À la barre, le banquier ne se sent soudain pas bien. Tentant de garder le dos droit, il souffle d'une voix blanche: «Madame la présidente, est-ce que vous me permettez de m'asseoir?», puis se dirige à petits pas vers une chaise, la pupille fixe. Il enlève sa veste de costume, quelqu'un lui donne un verre d'eau, puis il reprend ses esprits.

«La personne s'est présentée comme Jean-Marc Brunel, expose-t-il à l'un des avocats. Elle avait la même intonation, le même timbre de voix, et elle appelait depuis son téléphone portable…»

Pendant que Fadila nettoie le sol «sale et poreux» que Dominique Brunel lui a demandé de récurer à fond, elle entend cette fameuse conversation téléphonique avec le banquier. Enfin, c'est ce qu'elle a compris en entendant le frère de son employeur parler comptes et valeur de la maison. Après avoir raccroché, elle l'a vu mesurer les pièces avec ses pieds et dire: «C'est petit.»

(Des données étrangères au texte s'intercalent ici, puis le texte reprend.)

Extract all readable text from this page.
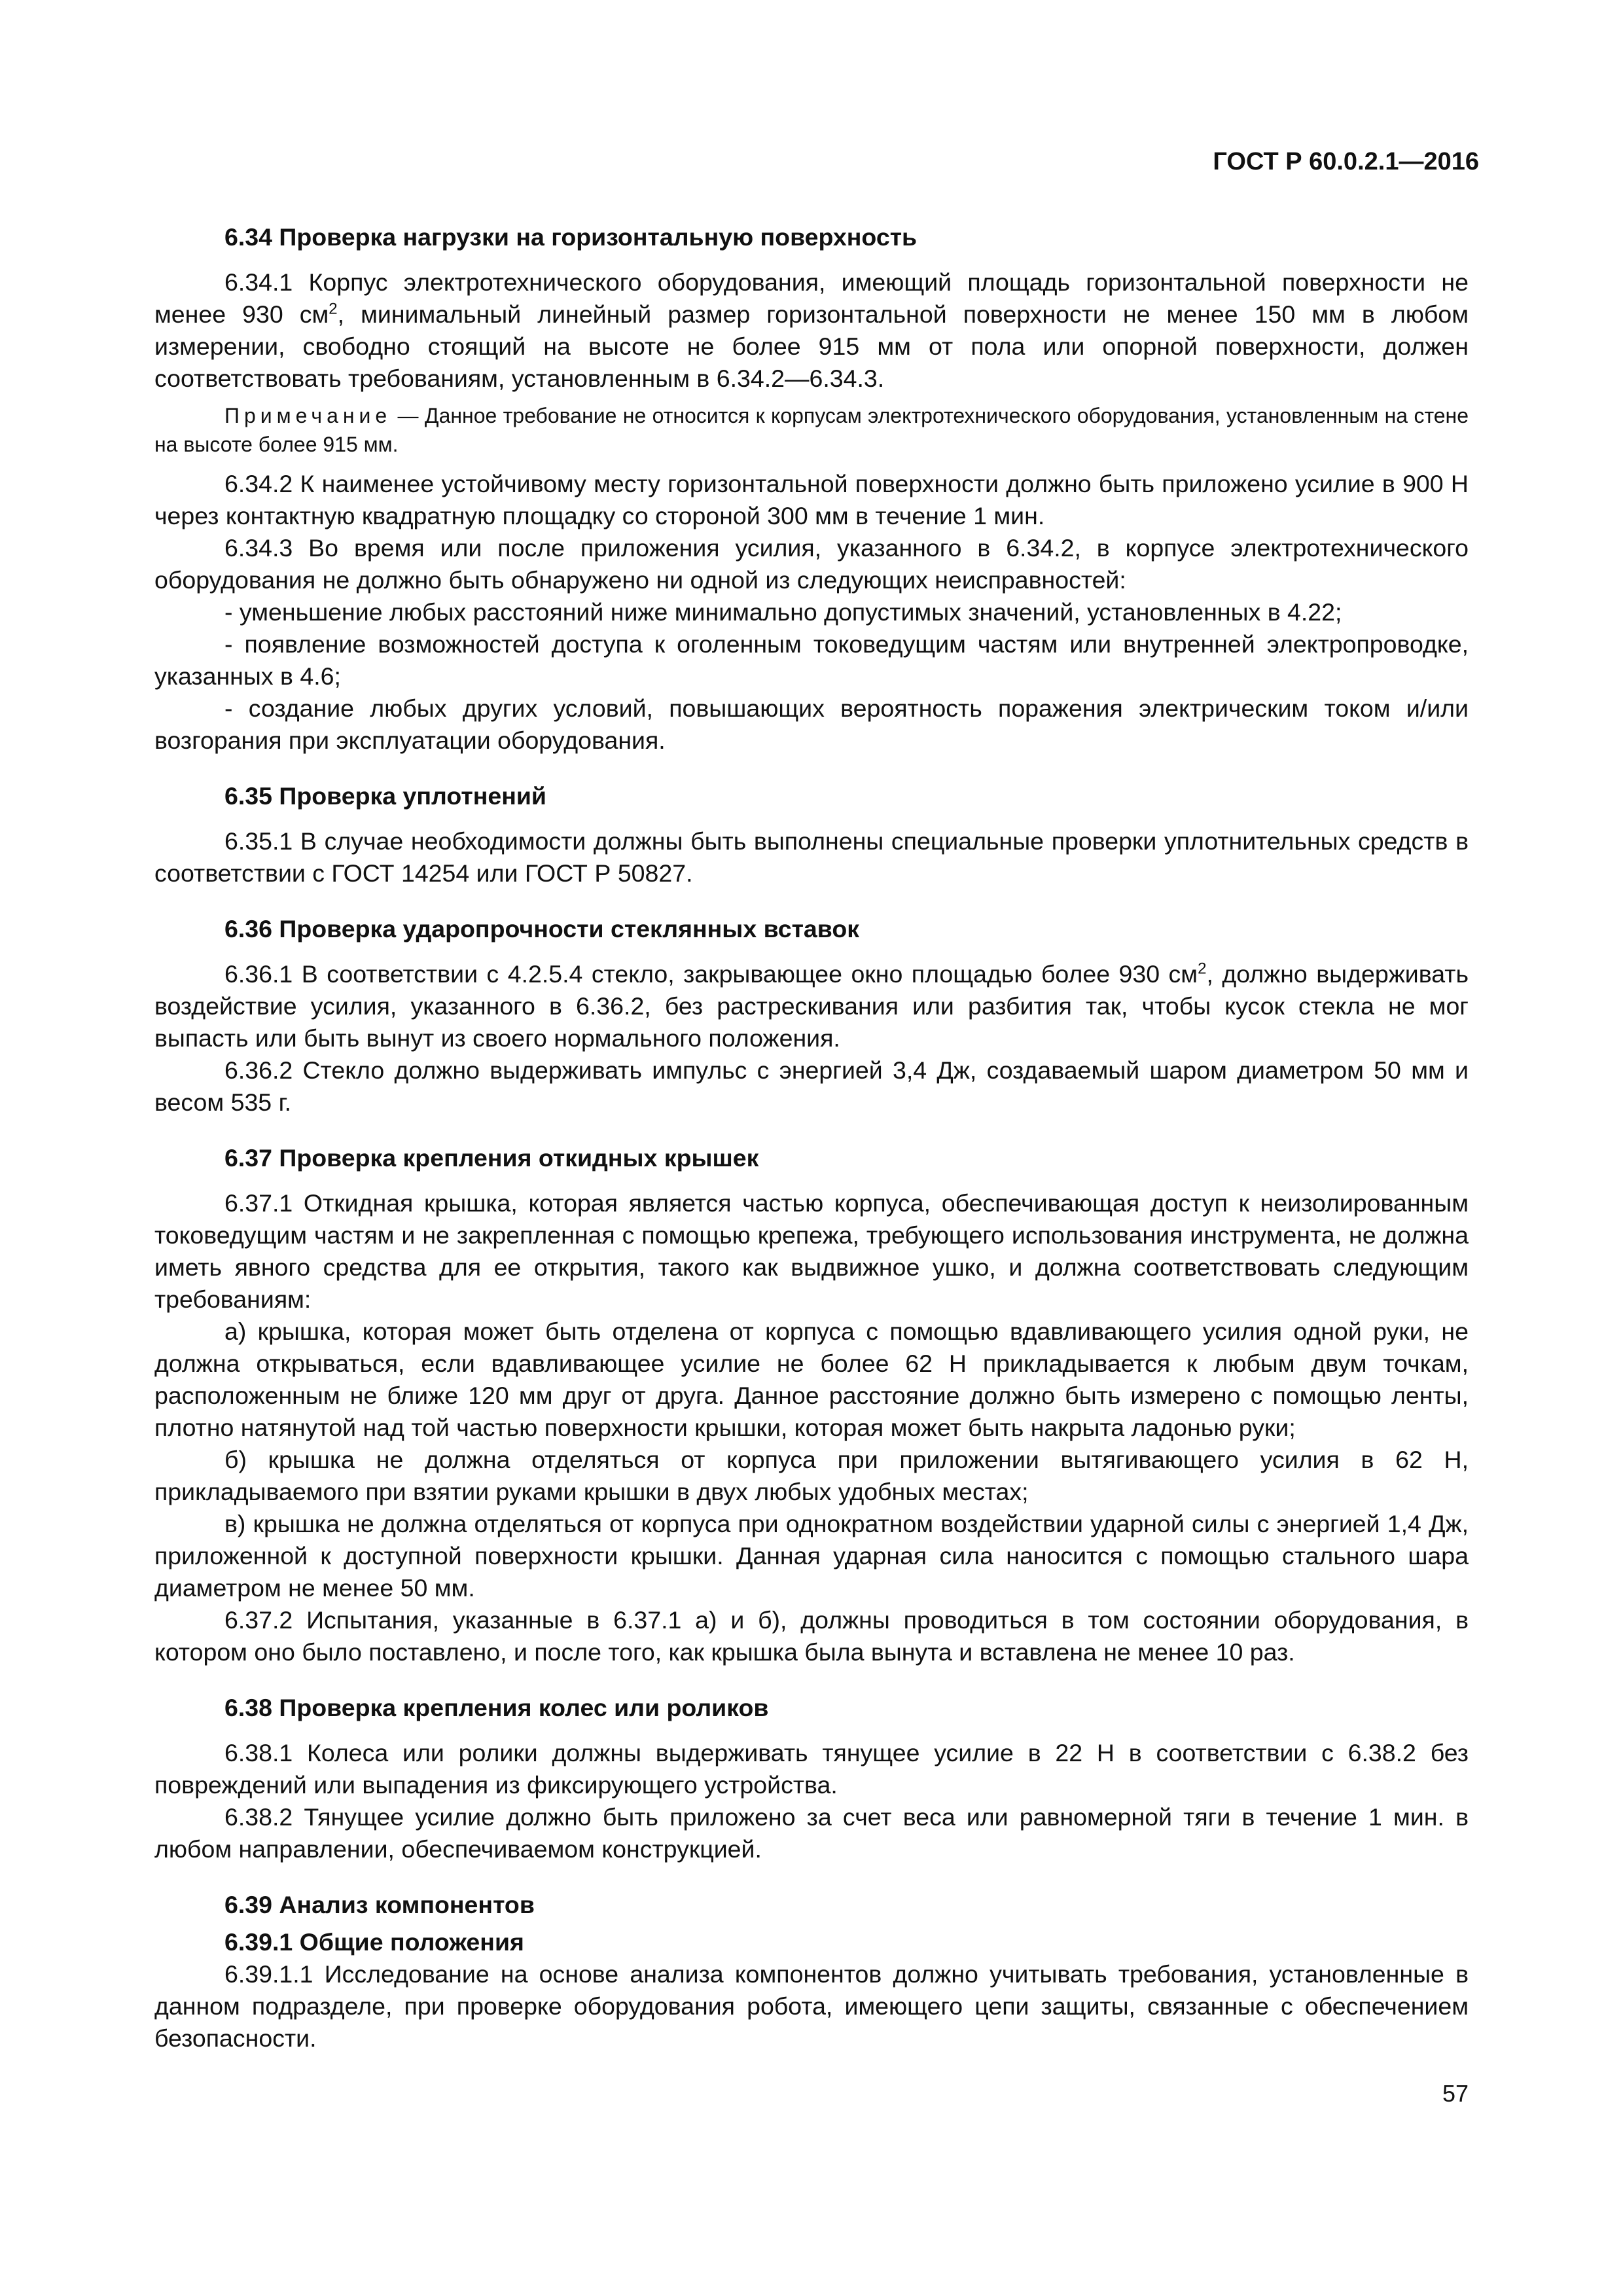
ГОСТ Р 60.0.2.1—2016
6.34 Проверка нагрузки на горизонтальную поверхность

6.34.1 Корпус электротехнического оборудования, имеющий площадь горизонтальной поверхности не менее 930 $см^2$, минимальный линейный размер горизонтальной поверхности не менее 150 мм в любом измерении, свободно стоящий на высоте не более 915 мм от пола или опорной поверхности, должен соответствовать требованиям, установленным в 6.34.2—6.34.3.

Примечание — Данное требование не относится к корпусам электротехнического оборудования, установленным на стене на высоте более 915 мм.

6.34.2 К наименее устойчивому месту горизонтальной поверхности должно быть приложено усилие в 900 Н через контактную квадратную площадку со стороной 300 мм в течение 1 мин.

6.34.3 Во время или после приложения усилия, указанного в 6.34.2, в корпусе электротехнического оборудования не должно быть обнаружено ни одной из следующих неисправностей:

- уменьшение любых расстояний ниже минимально допустимых значений, установленных в 4.22;

- появление возможностей доступа к оголенным токоведущим частям или внутренней электропроводке, указанных в 4.6;

- создание любых других условий, повышающих вероятность поражения электрическим током и/или возгорания при эксплуатации оборудования.

6.35 Проверка уплотнений

6.35.1 В случае необходимости должны быть выполнены специальные проверки уплотнительных средств в соответствии с ГОСТ 14254 или ГОСТ Р 50827.

6.36 Проверка ударопрочности стеклянных вставок

6.36.1 В соответствии с 4.2.5.4 стекло, закрывающее окно площадью более 930 $см^2$, должно выдерживать воздействие усилия, указанного в 6.36.2, без растрескивания или разбития так, чтобы кусок стекла не мог выпасть или быть вынут из своего нормального положения.

6.36.2 Стекло должно выдерживать импульс с энергией 3,4 Дж, создаваемый шаром диаметром 50 мм и весом 535 г.

6.37 Проверка крепления откидных крышек

6.37.1 Откидная крышка, которая является частью корпуса, обеспечивающая доступ к неизолированным токоведущим частям и не закрепленная с помощью крепежа, требующего использования инструмента, не должна иметь явного средства для ее открытия, такого как выдвижное ушко, и должна соответствовать следующим требованиям:

а) крышка, которая может быть отделена от корпуса с помощью вдавливающего усилия одной руки, не должна открываться, если вдавливающее усилие не более 62 Н прикладывается к любым двум точкам, расположенным не ближе 120 мм друг от друга. Данное расстояние должно быть измерено с помощью ленты, плотно натянутой над той частью поверхности крышки, которая может быть накрыта ладонью руки;

б) крышка не должна отделяться от корпуса при приложении вытягивающего усилия в 62 Н, прикладываемого при взятии руками крышки в двух любых удобных местах;

в) крышка не должна отделяться от корпуса при однократном воздействии ударной силы с энергией 1,4 Дж, приложенной к доступной поверхности крышки. Данная ударная сила наносится с помощью стального шара диаметром не менее 50 мм.

6.37.2 Испытания, указанные в 6.37.1 а) и б), должны проводиться в том состоянии оборудования, в котором оно было поставлено, и после того, как крышка была вынута и вставлена не менее 10 раз.

6.38 Проверка крепления колес или роликов

6.38.1 Колеса или ролики должны выдерживать тянущее усилие в 22 Н в соответствии с 6.38.2 без повреждений или выпадения из фиксирующего устройства.

6.38.2 Тянущее усилие должно быть приложено за счет веса или равномерной тяги в течение 1 мин. в любом направлении, обеспечиваемом конструкцией.

6.39 Анализ компонентов
6.39.1 Общие положения

6.39.1.1 Исследование на основе анализа компонентов должно учитывать требования, установленные в данном подразделе, при проверке оборудования робота, имеющего цепи защиты, связанные с обеспечением безопасности.

57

Une «giclée de sang humain»

À 12h30, le 28 octobre 2015, les gendarmes se voient confier la direction d'enquête par le bureau du procureur. Après avoir interrogé le voisinage, ils inscrivent les deux frères au fichier des personnes recherchées, font les réquisitions nécessaires pour obtenir le détail des comptes bancaires de Jean-Marc Brunel, puis auditionnent la femme de ménage. Fadila leur apprend autre chose: la cabane au fond du jardin est tout le temps ouverte et la moto à l'intérieur semble avoir elle aussi disparu. Le temps presse.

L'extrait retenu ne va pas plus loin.